Confronté à d'éventuelles sanctions si le Nigeria était désigné comme CPC, le ministère des affaires étrangères du pays a exprimé son engagement à lutter contre l'insécurité dans le pays, affirmant que les attaques, en particulier dans les régions du nord, ne visent pas uniquement les musulmans.

« Le ministère des affaires étrangères souhaite exprimer sa vive inquiétude face à la récente vague de désinformation et de rapports trompeurs concernant les supposés assassinats ciblés de chrétiens au Nigeria », déclare le porte-parole par intérim du ministère, Kimiebi Imomotimi Ebienfa, dans le rapport daté du 14 mars.

Il ajoute : « Ce développement malheureux a pour but d'influencer les gouvernements étrangers, en particulier le gouvernement des États-Unis, pour qu'ils désignent le Nigeria comme un pays particulièrement préoccupant (CPC), en raison de la violence à l'encontre des chrétiens ».

« Nous rejetons fermement toute tentative visant à désigner le pays à tort, à déformer les faits ou à semer la discorde au sein de notre peuple », déclare le représentant du gouvernement, ajoutant que le Nigeria reste le “phare de la tolérance religieuse et de la coexistence en Afrique”.

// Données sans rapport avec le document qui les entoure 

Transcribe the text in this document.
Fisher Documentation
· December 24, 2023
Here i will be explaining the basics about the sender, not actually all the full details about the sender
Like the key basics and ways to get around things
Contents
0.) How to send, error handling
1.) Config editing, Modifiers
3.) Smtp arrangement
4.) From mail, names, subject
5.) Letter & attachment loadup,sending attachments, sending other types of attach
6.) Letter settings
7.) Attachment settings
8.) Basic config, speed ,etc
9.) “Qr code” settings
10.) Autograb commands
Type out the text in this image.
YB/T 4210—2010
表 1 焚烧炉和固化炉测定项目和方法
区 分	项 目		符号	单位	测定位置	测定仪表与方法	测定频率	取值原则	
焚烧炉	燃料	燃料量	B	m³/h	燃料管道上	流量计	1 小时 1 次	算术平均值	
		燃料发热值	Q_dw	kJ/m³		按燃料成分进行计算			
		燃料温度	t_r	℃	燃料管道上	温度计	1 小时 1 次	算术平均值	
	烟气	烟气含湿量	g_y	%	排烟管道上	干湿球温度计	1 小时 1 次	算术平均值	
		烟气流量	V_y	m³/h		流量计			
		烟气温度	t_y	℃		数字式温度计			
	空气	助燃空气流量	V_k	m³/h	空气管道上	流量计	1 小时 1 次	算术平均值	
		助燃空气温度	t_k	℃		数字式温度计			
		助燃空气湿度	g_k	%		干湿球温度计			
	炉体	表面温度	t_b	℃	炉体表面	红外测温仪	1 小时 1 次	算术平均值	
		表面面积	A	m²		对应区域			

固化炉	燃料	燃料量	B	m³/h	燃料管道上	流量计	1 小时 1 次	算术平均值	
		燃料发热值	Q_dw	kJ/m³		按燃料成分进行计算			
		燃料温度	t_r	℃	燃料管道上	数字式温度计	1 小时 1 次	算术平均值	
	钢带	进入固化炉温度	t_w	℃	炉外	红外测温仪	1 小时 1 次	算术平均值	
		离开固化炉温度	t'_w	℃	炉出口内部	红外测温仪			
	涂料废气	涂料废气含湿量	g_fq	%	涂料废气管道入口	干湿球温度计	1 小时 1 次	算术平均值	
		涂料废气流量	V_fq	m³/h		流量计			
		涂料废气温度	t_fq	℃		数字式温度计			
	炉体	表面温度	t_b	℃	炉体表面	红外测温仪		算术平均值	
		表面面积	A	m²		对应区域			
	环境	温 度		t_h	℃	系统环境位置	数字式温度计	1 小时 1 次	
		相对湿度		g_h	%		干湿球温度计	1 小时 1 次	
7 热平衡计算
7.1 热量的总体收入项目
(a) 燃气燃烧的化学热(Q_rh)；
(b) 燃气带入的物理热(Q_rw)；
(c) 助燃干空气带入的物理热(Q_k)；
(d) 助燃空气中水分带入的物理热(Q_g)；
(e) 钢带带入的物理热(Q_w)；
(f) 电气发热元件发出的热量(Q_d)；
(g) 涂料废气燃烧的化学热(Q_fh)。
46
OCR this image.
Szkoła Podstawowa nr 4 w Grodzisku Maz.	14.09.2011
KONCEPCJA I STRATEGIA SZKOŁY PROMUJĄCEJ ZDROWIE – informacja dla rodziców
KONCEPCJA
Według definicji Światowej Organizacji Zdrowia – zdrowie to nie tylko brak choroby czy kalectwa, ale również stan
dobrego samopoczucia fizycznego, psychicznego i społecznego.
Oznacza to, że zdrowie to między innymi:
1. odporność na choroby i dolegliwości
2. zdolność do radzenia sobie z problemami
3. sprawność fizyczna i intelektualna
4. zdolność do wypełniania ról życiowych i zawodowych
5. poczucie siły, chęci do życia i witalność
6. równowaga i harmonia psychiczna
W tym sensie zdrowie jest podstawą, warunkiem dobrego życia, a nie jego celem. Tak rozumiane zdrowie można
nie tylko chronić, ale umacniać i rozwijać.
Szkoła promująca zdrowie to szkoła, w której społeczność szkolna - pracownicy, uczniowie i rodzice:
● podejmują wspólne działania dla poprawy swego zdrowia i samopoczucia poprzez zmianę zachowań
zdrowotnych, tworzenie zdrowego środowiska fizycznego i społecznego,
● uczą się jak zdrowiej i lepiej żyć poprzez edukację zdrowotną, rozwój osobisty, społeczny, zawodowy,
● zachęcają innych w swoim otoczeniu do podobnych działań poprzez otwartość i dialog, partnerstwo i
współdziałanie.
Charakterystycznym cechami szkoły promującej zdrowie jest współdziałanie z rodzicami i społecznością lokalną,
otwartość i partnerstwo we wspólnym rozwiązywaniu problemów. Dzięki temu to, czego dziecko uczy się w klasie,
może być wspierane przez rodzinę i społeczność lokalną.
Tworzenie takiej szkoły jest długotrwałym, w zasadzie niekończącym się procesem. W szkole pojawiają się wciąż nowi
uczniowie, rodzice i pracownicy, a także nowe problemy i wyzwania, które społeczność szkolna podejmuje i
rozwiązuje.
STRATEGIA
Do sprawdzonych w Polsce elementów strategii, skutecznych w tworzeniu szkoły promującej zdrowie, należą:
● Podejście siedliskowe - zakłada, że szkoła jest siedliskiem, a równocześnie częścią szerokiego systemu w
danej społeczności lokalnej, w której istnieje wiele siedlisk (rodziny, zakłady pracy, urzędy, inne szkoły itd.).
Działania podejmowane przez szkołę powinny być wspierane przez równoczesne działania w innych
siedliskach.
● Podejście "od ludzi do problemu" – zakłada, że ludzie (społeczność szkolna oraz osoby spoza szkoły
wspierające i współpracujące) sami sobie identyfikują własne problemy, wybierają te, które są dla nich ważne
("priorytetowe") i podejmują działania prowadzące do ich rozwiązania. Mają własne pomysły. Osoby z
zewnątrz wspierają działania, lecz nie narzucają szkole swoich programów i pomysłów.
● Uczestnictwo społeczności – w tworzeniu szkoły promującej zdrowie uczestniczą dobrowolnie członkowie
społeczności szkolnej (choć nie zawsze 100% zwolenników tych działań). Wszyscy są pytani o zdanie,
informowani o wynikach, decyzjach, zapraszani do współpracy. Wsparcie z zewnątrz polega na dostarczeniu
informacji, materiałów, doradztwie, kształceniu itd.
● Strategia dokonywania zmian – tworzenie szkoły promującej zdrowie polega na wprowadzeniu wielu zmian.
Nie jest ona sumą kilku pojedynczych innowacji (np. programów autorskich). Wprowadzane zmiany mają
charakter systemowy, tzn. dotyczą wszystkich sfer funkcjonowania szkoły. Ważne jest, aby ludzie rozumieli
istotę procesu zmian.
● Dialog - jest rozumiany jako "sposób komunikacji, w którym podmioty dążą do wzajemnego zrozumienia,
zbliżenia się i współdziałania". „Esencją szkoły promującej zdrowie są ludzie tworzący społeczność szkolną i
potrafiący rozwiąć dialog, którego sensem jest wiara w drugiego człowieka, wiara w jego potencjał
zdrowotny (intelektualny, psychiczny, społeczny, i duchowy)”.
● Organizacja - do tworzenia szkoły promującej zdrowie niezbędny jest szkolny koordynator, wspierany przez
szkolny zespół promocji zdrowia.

Entre-temps, l'évêque Anagbe a appelé les voisins du Nigeria à ne pas rester indifférents face aux chrétiens chassés de leurs foyers ancestraux dans ce pays d'Afrique de l'Ouest, avertissant qu'une situation de réfugiés dans la région serait catastrophique.

« S'il y a une guerre au Nigeria, aucun pays autour de nous, le Tchad, le Niger, le Ghana, la Guinée, le Togo, aucun pays ne peut contenir la population qui fuira vers ces endroits », a-t-il déclaré, avant d'ajouter : “Aucun pays ne peut être en mesure d'héberger plus de cinq millions de réfugiés”.

« Et si un million de réfugiés se réfugient au Tchad et au Niger, les autres pays s'effondreront parce qu'il n'y aura pas de plan pour les prendre en charge », a déclaré Mgr Anagbe, avant d'appeler les voisins du Nigeria à utiliser tous les moyens dont ils disposent pour veiller à ce que tout le monde soit traité avec dignité dans le pays.

« Considérez que le Nigeria peut être votre allié, mais pas celui dont la moitié de la population est en train d'être éliminée de manière meurtrière », a déclaré l'évêque catholique nigérian dans son discours devant la sous-commission Afrique de la commission des affaires étrangères de la Chambre des représentants des États-Unis, le 12 mars.